專題:如何寫測試——MapReduce
阿新 • • 發佈:2019-02-07
寫不寫測試是個人選擇問題,對於我自己而言,寫測試不是為了有X格,而是為了對程式碼更有信心。
MapReduce的測試確實沒有那麼方便,但是還是有辦法的。下面的內容主要加工自MRUnit Tutorial,Tutorial中另外還介紹了Counter的測試(也就是如何獲取Counter)和Configuration傳引數(如何在Mock中獲取conf物件)。
1. 基本功 - JUnit
如果不會這個我還能說什麼呢,還好很少有人不會。
座標junit:junit
import org.junit.*;
public class TestCases{
@Test
public void testXXX(){
assertEquals(1 == 1);
}
}
這一部分是程式碼功能性測試的基礎,一般來說是與環境不太相關的都可以用JUnit來做函式級的測試。這部分完成之後才有必要進行下面的Mapper、Reducer測試。

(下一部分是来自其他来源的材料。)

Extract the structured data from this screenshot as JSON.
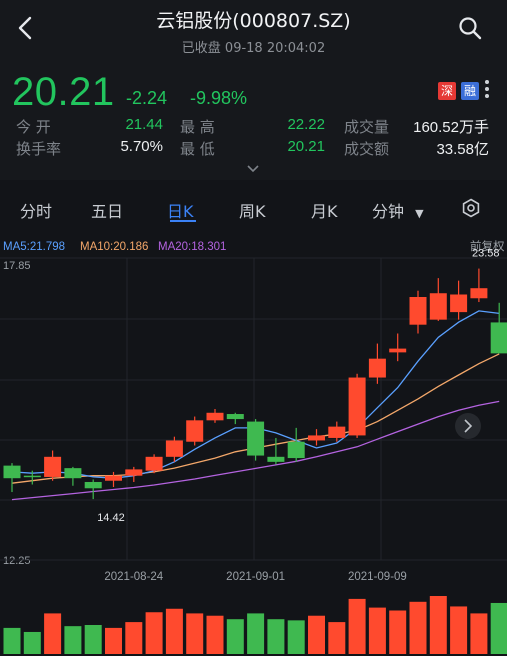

2. MapReduce Mock - MRUnit
座標
<dependency>
<groupId>org.apache.mrunit</groupId>
<artifactId>mrunit</artifactId>
<version >1.1.0</version>
<classifier>hadoop2</classifier>
<scope>test</scope>
</dependency>
注意:需要顯式地指定classifier來指定hadoop1還是hadoop2,兩者在API上是有區別的。
下面以測試WordCount為例說明如何對各個部分寫測試。
2.1 測試Mapper
- 初始化一個MapDriver
WordCount.Map mapper = new WordCount.Map();
mapDriver = MapDriver.newMapDriver(mapper);
- 給定輸入檢查輸出
@Test
public void testMapper() throws IOException {
mapDriver.withInput(new LongWritable(), new Text("a b a"))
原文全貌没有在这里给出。